One of the Trump administration's Securities and Exchange Commission nominees has doubts about the Labor Department's fiduciary rule and seems to favor disclosure as the best approach to investment advice standards. The other nominee is a blank slate on the issue.
Over the last several weeks, the White House has nominated Republican Hester Peirce and Democrat Robert L. Jackson Jr. for the agency's two vacant slots. Ms. Peirce, a senior fellow at the conservative Mercatus Center at George Mason University, has criticized the DOL regulation and says the SEC should take the lead on a fiduciary duty.
"The [DOL] rule is rooted in the belief that investors cannot choose for themselves," Ms. Peirce, 46, wrote in a May 22 U.S. News & World Report article. "The Securities and Exchange Commission should be allowed to take the lead in any rulemaking related to investors' interactions with financial professionals. Its approach to regulation preserves investor choice: Ensure that investors get the information they need to decide for themselves which products and services work for them."
Ms. Peirce, who has served on the SEC Investor Advisory Committee, also has been critical of the Financial Industry Regulatory Authority Inc.
Mr. Jackson, 40, a law professor at Columbia University, specializes in corporate disclosures. His bio on the school's website says he chaired an effort to petition the SEC to require public companies to reveal their spending on political campaigns. Democratic senators pushed the previous Democratic SEC nominee, Lisa Fairfax, on the issue and expressed displeasure with her answers.
Ms. Peirce was nominated previously by the Obama administration. She and Ms. Fairfax failed to get a Senate vote before the close of last year's Congress, leaving the SEC shorthanded.
SEC Chairman Jay Clayton issued a request for comment on fiduciary duty earlier this year in an attempt to help the agency catch up with the DOL. The SEC has failed to propose an investment advice standard that would apply both to investment advisers and brokers, despite being authorized to do so by the Dodd-Frank financial reform law in 2010. The agency has been riven by deep differences on the issue, usually split along party lines with Republicans opposed and Democrats in favor.

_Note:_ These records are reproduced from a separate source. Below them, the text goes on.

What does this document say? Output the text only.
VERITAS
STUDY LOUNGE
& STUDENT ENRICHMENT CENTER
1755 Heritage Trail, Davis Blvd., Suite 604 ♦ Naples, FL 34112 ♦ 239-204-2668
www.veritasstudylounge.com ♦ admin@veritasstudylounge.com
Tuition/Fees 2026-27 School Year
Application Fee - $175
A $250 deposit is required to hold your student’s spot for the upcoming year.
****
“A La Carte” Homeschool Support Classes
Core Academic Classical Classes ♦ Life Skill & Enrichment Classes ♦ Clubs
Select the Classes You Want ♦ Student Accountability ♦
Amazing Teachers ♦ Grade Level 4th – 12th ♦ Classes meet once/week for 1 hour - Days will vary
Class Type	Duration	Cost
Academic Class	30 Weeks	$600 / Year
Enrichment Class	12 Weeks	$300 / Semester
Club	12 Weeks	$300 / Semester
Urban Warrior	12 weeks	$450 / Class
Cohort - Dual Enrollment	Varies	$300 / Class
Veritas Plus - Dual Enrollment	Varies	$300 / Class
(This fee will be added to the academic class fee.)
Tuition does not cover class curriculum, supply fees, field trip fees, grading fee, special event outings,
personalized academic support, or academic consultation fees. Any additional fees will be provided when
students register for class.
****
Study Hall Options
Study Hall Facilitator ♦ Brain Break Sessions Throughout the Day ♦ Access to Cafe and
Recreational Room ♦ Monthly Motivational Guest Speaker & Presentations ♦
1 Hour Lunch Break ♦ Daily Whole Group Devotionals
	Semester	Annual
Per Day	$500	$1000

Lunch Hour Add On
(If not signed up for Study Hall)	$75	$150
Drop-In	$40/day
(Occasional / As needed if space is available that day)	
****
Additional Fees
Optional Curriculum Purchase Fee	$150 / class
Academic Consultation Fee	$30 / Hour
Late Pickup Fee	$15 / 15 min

"You have to expect [in Ms. Peirce] someone who will line up with Republican ideology," said David Tittsworth, counsel at Ropes & Gray. "The same goes for Jackson" in taking a typical Democratic position.
Karen Barr, president and chief executive of the Investment Adviser Association, said Ms. Peirce has been a champion of cost-benefit analysis and will likely promote a careful approach.
"She'll try to fashion the rules to each type of business model," Ms. Barr said.
Both Ms. Peirce and Mr. Jackson declined to comment. The Senate Banking Committee has not set a date for their confirmation hearing.
The fact that they have been nominated as a bipartisan duo means the Trump administration has followed the tradition of offering the Senate a Republican and Democrat in tandem. There had been speculation earlier this year that only a Republican would be nominated.
"I don't see any significant opposition as long as they're paired," said Niels Holch, executive director of the Coalition for Mutual Fund Investors. "I would expect both nominations to pass."
Both Democrats and Republicans have been frustrated by the slow pace of SEC rulemaking — Democrats because some Dodd-Frank rules haven't been finalized and Republicans because some rules that would ease capital raising haven't been completed.
"It seems that a full slate of commissioners would help move that work along," said Jason Rosenstock, a partner at the consulting firm Thorn Run Partners.
A complete SEC is needed to tackle the complexity of a fiduciary rule, according to Ms. Barr.
"It's pretty clear that [the Trump administration] would like the SEC to take the lead on fiduciary, and a fully functioning commission is critical to that," Ms. Barr said.
Although Mr. Jackson has not delved into investment advice policy, he has done extensive work on using data analytics for enforcement and to give investors more information about broker fraud. He is the founder of the Columbia law school's Data Lab. He also helped develop policies on executive pay as a staff member on the Troubled Asset Relief Program.
At the SEC, Mr. Jackson also may acquire some political experience. Fiduciary advocates hope he and the other Democratic commissioner, Kara Stein, hold the line against the Republican majority, as the Republican minority did during the Obama administration.
"They're going to have to demonstrate the will to make their voices heard," said Micah Hauptman, financial services counsel at the Consumer Federation of America. "They shouldn't be shy in criticizing or trying to stop any SEC action that harms investors."